Перечитали Маркса и Ленина? Очень полезно. Прикладывайте к своей науке. Сколько у нас инженеров, которые кроме своего «эм на дубль-вэ» ничего не знают. Широкий кругозор — делу помощник. Только, ради Бога, не стремитесь решать задачи в масштабах всей страны. Ставьте себе задачу поуже и добьетесь успеха.
— Как у Крылова: «...чтоб в делах утешный был конец»?
Академик кивает: именно так. (Не послушаюсь я его, стану романтически грешить именно всероссийскими замахами, и много это принесет мне страданий, да и моим близким достанется...) А в тот вечер, помню, обсуждали мы Ленина с Марксом.
— Ленина по глубине мысли я ставлю выше Маркса. И потом, он нам, русским, ближе, — заметил дед и сменил тему. — В Институте атомной энергии я знаю Александрова, Велихова, но они, пожалуй, далеки от дел. Можно обратиться к академику Легасову, который сейчас является фактическим директором. Академик Мельников, директор НИИ «Проектстальконструкция», в какой-то степени мой коллега... Он занимается объектами, а я всю жизнь занимался мостами, рэзэрвуарами (так говорил Г.А. Николаев), газопроводами...
Мой рассказ о диссертации академик воспринял сразу, будто речь шла не о далеких от него исследованиях газовых потоков, а о свойствах сварного шва. В этом внешне медлительном старике живет быстрый и ясный ум.
— Но ведь у вас в трубе будут разные волны — короткие, подлиннее, совсем длинные: тоны, полутоны, обертоны. Течение может разом, вдруг потерять устойчивость.
Как он умудрился в десять секунд уловить то, на осознание чего у меня ушло два года?! Объясняю, что мы «завиваем» поток в мелкие барашки, которые гасят длинные волны, оттого и течение в трубе устойчиво. Он удовлетворенно кивает и по обыкновению гудит на прощание:
— Заходите, Сережа Жуков... Всегда рад вас видеть.
6 января 1988 года
Я хотел бы попробовать себя в разработке новой общественной теории и пришел к академику Николаеву с наброском жизненного плана. Личный комсомольский опыт убедил меня в том, что в рамках существующей политической системы работать региональным партийным руководителем нет смысла... Это ненадолго. Уходишь с поста — и регион приходит к удовлетворительному состоянию.
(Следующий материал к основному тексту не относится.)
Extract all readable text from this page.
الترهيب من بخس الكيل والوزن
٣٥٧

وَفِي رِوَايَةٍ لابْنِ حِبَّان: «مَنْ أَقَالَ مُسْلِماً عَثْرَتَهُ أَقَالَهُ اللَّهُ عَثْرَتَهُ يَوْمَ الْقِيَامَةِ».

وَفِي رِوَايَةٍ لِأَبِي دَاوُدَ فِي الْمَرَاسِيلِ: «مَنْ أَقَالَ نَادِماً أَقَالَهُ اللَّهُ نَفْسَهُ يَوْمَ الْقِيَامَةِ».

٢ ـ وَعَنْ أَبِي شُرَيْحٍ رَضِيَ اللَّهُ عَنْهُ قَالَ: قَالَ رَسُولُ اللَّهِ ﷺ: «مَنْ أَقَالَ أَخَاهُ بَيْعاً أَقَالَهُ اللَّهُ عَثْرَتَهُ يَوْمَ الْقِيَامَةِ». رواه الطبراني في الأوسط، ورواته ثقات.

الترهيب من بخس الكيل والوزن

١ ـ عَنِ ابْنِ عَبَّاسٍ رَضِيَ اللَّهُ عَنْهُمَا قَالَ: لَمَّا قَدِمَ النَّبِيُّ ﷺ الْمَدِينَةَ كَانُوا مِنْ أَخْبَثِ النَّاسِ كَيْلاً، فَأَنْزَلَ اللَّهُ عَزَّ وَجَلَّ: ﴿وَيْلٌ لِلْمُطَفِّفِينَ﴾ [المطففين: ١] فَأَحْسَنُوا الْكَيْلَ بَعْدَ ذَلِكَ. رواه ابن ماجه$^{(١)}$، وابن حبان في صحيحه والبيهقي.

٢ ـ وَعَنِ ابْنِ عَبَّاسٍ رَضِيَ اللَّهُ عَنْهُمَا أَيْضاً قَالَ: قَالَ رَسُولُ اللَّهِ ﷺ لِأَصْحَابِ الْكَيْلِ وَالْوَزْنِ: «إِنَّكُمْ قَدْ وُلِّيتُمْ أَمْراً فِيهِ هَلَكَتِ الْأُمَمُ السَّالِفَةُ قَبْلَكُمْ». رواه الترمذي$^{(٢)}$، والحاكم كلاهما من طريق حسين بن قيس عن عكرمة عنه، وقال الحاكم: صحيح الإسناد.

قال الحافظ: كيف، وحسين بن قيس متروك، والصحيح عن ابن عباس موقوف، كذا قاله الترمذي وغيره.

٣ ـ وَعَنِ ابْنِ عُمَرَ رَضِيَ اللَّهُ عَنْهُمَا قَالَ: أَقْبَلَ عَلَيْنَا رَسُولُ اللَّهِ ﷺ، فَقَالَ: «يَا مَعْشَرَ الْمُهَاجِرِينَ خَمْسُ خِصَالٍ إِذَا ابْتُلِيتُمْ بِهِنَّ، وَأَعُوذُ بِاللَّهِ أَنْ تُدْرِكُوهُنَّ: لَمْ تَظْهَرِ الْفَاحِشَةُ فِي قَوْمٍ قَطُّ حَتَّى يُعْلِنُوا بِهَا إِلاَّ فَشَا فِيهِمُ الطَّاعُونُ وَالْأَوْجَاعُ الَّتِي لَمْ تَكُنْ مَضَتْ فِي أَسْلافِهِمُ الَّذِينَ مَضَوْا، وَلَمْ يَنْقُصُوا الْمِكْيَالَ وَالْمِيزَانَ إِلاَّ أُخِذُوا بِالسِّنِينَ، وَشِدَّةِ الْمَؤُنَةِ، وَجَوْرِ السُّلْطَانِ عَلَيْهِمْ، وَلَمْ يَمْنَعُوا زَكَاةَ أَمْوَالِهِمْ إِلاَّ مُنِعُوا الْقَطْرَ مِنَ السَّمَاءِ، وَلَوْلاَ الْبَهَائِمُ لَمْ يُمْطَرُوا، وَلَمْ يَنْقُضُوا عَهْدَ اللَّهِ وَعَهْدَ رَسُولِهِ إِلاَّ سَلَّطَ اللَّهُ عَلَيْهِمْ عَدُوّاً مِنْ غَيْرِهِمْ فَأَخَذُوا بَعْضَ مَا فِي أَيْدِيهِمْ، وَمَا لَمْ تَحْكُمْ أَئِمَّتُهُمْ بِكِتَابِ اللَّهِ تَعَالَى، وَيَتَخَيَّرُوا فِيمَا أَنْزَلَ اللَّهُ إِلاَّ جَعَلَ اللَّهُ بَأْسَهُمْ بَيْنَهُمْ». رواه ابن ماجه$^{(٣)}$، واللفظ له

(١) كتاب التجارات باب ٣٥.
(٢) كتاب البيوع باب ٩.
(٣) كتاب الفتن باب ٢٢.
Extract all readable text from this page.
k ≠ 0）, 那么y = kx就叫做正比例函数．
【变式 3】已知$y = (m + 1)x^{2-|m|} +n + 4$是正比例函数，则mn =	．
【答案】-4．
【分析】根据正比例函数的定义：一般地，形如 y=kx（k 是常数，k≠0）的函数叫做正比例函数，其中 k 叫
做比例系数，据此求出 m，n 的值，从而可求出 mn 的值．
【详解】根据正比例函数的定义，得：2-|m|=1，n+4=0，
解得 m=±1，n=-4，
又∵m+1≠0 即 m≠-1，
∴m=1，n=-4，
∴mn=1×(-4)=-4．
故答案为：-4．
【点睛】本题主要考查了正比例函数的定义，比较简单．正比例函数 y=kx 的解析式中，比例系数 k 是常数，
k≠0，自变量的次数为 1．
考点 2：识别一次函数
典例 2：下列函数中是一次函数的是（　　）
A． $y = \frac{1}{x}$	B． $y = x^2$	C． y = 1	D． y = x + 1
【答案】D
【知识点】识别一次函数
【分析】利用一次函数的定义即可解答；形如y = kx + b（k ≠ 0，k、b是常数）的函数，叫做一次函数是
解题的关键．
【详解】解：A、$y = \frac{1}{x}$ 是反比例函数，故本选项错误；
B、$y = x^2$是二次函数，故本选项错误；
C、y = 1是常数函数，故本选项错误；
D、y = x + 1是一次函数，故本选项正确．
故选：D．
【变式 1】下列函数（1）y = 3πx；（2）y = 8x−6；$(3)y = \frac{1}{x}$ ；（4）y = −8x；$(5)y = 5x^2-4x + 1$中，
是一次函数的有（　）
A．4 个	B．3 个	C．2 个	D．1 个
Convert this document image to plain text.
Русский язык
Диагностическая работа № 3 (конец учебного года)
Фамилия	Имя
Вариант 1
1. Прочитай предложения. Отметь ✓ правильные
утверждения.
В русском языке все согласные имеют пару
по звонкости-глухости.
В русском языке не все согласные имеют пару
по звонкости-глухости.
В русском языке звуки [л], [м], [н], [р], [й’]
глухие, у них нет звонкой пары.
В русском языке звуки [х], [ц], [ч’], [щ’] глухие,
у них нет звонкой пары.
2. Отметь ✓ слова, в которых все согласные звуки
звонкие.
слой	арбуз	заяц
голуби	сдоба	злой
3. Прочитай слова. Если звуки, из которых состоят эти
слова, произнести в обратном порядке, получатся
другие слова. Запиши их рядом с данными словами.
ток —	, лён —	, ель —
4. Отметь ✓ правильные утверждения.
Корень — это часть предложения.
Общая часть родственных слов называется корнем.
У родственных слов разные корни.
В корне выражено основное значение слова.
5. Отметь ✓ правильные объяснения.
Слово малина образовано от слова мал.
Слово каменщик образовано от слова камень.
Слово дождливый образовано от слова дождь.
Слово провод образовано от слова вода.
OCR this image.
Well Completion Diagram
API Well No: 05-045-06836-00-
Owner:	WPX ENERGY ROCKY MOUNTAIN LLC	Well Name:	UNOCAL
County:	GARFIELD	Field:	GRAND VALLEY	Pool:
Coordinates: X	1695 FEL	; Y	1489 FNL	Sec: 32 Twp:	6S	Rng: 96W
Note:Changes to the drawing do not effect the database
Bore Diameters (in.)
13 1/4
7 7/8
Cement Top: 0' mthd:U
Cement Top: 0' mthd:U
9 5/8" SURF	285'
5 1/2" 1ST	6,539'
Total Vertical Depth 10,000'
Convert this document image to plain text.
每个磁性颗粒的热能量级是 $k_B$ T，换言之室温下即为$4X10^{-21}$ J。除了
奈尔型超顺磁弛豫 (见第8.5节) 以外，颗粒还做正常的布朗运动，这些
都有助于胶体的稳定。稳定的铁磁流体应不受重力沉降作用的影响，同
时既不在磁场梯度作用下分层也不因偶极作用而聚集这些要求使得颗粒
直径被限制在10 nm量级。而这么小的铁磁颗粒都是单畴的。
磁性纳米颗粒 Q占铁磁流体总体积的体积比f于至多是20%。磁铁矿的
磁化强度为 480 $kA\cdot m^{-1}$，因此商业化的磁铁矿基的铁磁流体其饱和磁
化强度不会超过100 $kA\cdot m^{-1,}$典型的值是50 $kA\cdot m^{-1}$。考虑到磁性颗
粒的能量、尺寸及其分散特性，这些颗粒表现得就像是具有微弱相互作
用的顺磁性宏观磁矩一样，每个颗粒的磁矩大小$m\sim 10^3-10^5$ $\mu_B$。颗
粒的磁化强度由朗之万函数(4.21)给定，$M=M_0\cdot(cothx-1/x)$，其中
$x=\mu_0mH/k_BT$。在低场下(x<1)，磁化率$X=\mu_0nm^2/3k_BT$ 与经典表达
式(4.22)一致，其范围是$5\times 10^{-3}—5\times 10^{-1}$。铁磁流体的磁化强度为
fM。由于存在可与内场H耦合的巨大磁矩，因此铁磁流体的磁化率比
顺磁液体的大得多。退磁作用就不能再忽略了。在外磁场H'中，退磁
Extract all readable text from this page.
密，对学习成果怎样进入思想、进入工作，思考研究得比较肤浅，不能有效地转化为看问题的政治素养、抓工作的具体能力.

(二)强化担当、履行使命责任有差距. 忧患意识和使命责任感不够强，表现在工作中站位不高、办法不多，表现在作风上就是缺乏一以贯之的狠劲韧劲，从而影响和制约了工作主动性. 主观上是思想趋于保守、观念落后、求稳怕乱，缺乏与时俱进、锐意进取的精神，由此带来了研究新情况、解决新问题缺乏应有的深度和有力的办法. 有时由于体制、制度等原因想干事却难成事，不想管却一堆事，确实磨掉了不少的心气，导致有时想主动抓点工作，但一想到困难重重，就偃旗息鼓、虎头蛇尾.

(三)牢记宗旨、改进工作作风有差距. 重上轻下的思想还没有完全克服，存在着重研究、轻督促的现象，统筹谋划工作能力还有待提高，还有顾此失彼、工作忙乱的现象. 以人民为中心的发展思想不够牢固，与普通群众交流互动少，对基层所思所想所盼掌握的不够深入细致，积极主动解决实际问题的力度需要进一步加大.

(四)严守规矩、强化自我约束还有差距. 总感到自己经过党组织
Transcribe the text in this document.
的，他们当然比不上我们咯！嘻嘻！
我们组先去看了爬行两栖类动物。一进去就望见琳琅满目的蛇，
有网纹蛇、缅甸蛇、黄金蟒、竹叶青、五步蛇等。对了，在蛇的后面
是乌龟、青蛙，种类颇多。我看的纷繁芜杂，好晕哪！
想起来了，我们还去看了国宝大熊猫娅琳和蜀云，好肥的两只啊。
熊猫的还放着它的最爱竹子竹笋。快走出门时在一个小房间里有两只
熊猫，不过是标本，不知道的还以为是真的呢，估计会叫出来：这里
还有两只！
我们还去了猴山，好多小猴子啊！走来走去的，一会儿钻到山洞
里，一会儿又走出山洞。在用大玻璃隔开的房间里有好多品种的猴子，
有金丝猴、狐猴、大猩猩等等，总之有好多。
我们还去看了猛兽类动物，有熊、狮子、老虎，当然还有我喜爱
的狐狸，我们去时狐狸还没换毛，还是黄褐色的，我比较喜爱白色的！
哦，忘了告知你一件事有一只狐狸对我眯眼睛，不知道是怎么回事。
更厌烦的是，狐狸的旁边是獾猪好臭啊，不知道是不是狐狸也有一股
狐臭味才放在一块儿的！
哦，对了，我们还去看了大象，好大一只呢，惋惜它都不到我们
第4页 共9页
В тоталитарном государстве реформы подвластны лишь верхушке. Надо становиться руководителем страны или не ходить в политику.
Стратегия состоит в следующем.
1. Делаю докторскую по экономике. Докторантура — это принуждение, «палка», которая не дает расслабиться. Работа над диссертацией обеспечивает объективный рост, признание среди специалистов. Научного руководителя найду сам. Работать попрошусь на кафедру «Организация и планирование промышленного производства» в МВТУ. Училище — родной коллектив, дома и стены помогают.
2. Затем начинаю работать в этой области.
Николаев улыбнулся и в своей корректной, ласковой манере начал меня спускать с небес:
— Начнем с докторской. Объективно — для того чтобы написать ее, человек должен поработать на конкретном производстве, решить конкретные вопросы, узнать все до мелочей, даже как пишутся наряды и прочее. Он должен идти от практики, от живого созерцания, а не наоборот. Высоконаучных и никому не нужных диссертаций много.
Субъективно — вы идете на незнакомую кафедру. Боюсь, примут там неважно. Во-первых, вы там чужак. Во-вторых, не владеете их знаниями. Туда, знаете ли, надо идти, согнувшись в три погибели, благодарить за учебу. Дадут ли написать докторскую, и когда? На это может уйти много лет. А жизнь одна...
Теперь о вашем желании создать новую общественную теорию. Вы всерьез хотите стать новым Марксом?
Это важно решить для себя сразу. В этой науке действует принцип «все или ничего». Вы замахиваетесь на роль Пророка. В этом случае вас должны слушать не 100, не 1000, а, по меньшей мере, 100000 человек. Чтобы вашу теорию приняли, нужно было бы уговорить все человечество...
Давайте призовем исторический опыт. Христианство существует уже 20 веков. Но много ли было людей, которым удалось всерьез поправить христианство в период его расцвета? Мартину Лютеру... А ведь теоретиков-богословов было немало.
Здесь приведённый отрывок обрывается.